Des Ancêtres Humains Utilisaient du Feu dans la Grotte Wonderwerk en Afrique du Sud
Des scientifiques ont découvert de nouvelles preuves que les ancêtres des humains utilisaient le feu dans la grotte Wonderwerk, en Afrique du Sud, entre 1,07 et 1,79 million d’années. Cette découverte repousse l’une des plus anciennes connaissances sur l’utilisation du feu liée aux hominines et offre des indices sur la manière dont nos ancêtres ont appris à maîtriser le feu.
En utilisant une technique récemment développée pour détecter des signes de combustion dans des os fossilisés, les chercheurs ont identifié des preuves répétées de feu profondément à l’intérieur de la grotte. Étant donné que ces traces ont été trouvées loin de l’influence des incendies de forêt naturels, les résultats suggèrent que les premiers humains apportaient délibérément du feu naturel dans la grotte et le maintenaient en vie.
La recherche a été menée par une collaboration dirigée par le Dr Liora Kolska Horwitz de l’Université hébraïque de Jérusalem, en partenariat avec une équipe internationale de scientifiques provenant d’Espagne, d’Argentine, du Canada, des États-Unis, d’Afrique du Sud, du Portugal et d’Israël. Le projet allie archéologie, paléontologie, géologie et autres approches scientifiques pour étudier l’un des développements les plus importants de l’évolution humaine : l’utilisation du feu.
La nouvelle étude s’appuie sur des travaux antérieurs à la grotte Wonderwerk, qui se trouve dans le désert du Kalahari. En 2012, l’équipe de recherche avait déjà rapporté des preuves de feu datant d’environ 1 million d’années, considérées comme les plus anciennes preuves connues d’utilisation intentionnelle du feu dans le monde. Les fouilles et analyses continues ont maintenant élargi cette chronologie. Les chercheurs ont identifié des traces d’utilisation du feu dans des dépôts archéologiques datant de 1,07 à 1,79 million d’années, faisant de la grotte Wonderwerk l’un des plus anciens sites connus associés à l’utilisation du feu par les hominines.
Le feu offrait de nombreux avantages, notamment chaleur, protection contre les prédateurs, lumière après la tombée de la nuit et, finalement, la possibilité de cuire des aliments. Cependant, déterminer quand les humains ont commencé à utiliser le feu reste l’une des questions les plus difficiles en archéologie.
Le Dr Kolska Horwitz a déclaré : « Les preuves de feu provenant de sites aussi anciens sont souvent subtiles et difficiles à détecter. Notre étude fournit de nouveaux outils pour identifier les traces de combustion ancienne et révèle que le feu était présent à plusieurs reprises au fond de la grotte Wonderwerk. »

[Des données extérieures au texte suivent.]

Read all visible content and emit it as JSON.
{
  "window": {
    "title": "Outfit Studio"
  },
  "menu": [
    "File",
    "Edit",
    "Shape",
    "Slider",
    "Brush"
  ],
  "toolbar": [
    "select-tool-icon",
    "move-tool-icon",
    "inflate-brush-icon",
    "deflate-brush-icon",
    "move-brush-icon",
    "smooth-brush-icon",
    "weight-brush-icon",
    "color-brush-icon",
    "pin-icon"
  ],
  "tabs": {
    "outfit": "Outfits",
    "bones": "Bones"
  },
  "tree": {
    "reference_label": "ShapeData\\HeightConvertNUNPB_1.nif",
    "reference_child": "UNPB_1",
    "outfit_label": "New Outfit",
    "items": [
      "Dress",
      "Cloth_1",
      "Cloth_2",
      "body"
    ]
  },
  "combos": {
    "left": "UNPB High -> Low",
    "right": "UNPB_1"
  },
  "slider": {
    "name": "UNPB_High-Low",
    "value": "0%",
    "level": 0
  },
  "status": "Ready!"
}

L’étude introduit également une nouvelle approche basée sur les propriétés lumineuses des os brûlés. Lorsqu’ils sont exposés à des longueurs d’onde spécifiques de lumière, les os ayant subi un chauffage intense produisent une lueur distinctive. Les chercheurs ont combiné cette méthode de luminescence non destructive avec des analyses chimiques établies, leur permettant d’identifier des os d’animaux brûlés avec un haut niveau de confiance.
Les chercheurs ont découvert des preuves claires de combustion dans une couche archéologique associée à des artefacts acheuléens précoces, probablement liés à Homo erectus. Les restes brûlés ont été trouvés à environ 30 mètres à l’intérieur de la grotte, loin de la zone pouvant être affectée par des incendies de forêt naturels. Ces découvertes montrent que les premiers humains n’étaient pas de simples observateurs passifs des incendies naturels, mais qu’ils interagissaient activement avec le feu et l’incorporaient dans leur vie quotidienne.
Cette étude fournit aux archéologues un nouvel outil précieux pour explorer quand et comment les humains ont commencé à utiliser le feu, et pourrait aider à répondre à des questions de longue date sur les origines et l’évolution de cette technologie transformative dans l’histoire humaine.